Nossos trabalhos incluíam arrecadar fundos e defender o Exército Livre da Síria. Particularmente, os batalhões que expressavam publicamente o seu apoio por uma Síria secular, democrática e pluralista, para nos contrapor aos batalhões financiados pelos petrodólares, que cada vez mais se tornavam extremista religioso. Outros trabalhos importantes incluíam documentar e arquivar qualquer informação importante dos que fugiam da Síria. Já na universidade em Beirute, participei principalmente de movimentos de boicote, desinvestimentos e sanções (BDS) contra Israel.

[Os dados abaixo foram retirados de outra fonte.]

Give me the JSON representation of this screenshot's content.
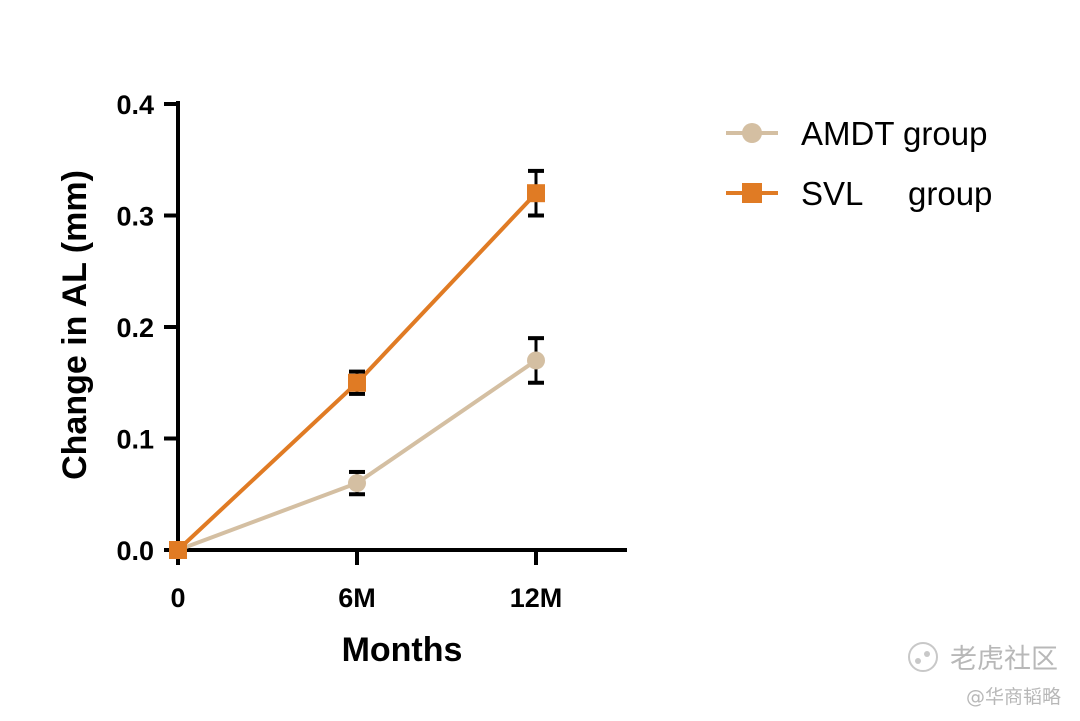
{
  "chart_data": {
    "type": "line",
    "title": "",
    "xlabel": "Months",
    "ylabel": "Change in AL (mm)",
    "categories": [
      "0",
      "6M",
      "12M"
    ],
    "ylim": [
      0,
      0.4
    ],
    "yticks": [
      "0.0",
      "0.1",
      "0.2",
      "0.3",
      "0.4"
    ],
    "grid": false,
    "legend_position": "right",
    "series": [
      {
        "name": "AMDT group",
        "marker": "circle",
        "color": "#d4bfa2",
        "values": [
          0,
          0.06,
          0.17
        ],
        "error": [
          0,
          0.01,
          0.02
        ]
      },
      {
        "name": "SVL     group",
        "marker": "square",
        "color": "#e07b24",
        "values": [
          0,
          0.15,
          0.32
        ],
        "error": [
          0,
          0.01,
          0.02
        ]
      }
    ]
  },
  "watermark": {
    "line1": "老虎社区",
    "line2": "@华商韬略",
    "icon": "tiger-paw-icon"
  }
}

Qual é a postura do povo sírio frente ao imperialismo?
Sara: Sentimento popular amplamente averiguado em termos de reação contra a guerra do Iraque, contra Israel, contra o ataque israelense no Líbano em 2006, contra a neoliberalização do regime através do monopólio da economia pelos cães de negócios do regime, Rami Makhlouf, o primo do presidente e outros capitalistas próximos ao regime.

Contudo, estes sentimentos são dispersos. Não estão articulados em uma clara consciência política e há uma desconfiança generalizada em todos aqueles que falam em nome da esquerda. Estes se isolaram das massas logo no começo da revolução, afirmando que os rebeldes e membros da oposição eram todos marionetes do ocidente e dos Estados Unidos e seus aliados no mundo árabe.

O nosso trabalho se tornou difícil e mais importante ainda. O terreno não pode ser deixado para ser monopolizado pelos elementos liberais e pró-imperialistas. Ainda assim, sabemos que essa é uma revolução democrática, e não uma revolução socialista.

Qual é a situação do povo sírio no Líbano no atual contexto da guerra civil síria?
Sara: A situação está bastante difícil. O governo está sob controle do Hezbollah e de seus aliados Aounitas [dirigidos por Michel Aoun, 76, premiê do Líbano de 1988 a 1990]. Mais importante, porém é que a inteligência militar, o “mukhabarat”, está dominada pelas gangues pró-Assad.

Há grande diversidade de sírios vivendo aqui, muitos dos quais fugiu sem seus documentos, atravessando ilegalmente a fronteira. Há uma forte repressão em cima deles com o aumento de postos de checagem em cidades libanesas, particularmente em Beirute, principalmente depois do bombardeio de Achrafieh e do assassinato de Wissam al Hassan [chefe de unidade de alta inteligência morto em atentado no mês passado]. Com essa desculpa, há uma peculiar aliança entre o Hezbollah e o governo cristão, atingindo dois objetivos com um só golpe: 1) o desmonte de qualquer ativista e grupo anti-Assad aqui no Líbano 2) o medo por parte de cristãos do crescimento da presença de uma maioria síria de sunitas no país, fenômeno parecido que ocorreu, nos anos 1970 com, com a OLP (Organização para a Libertação da Palestina).

Qualquer atividade em prol da revolução, qualquer trabalho com os refugiados, deve ser completamente clandestino.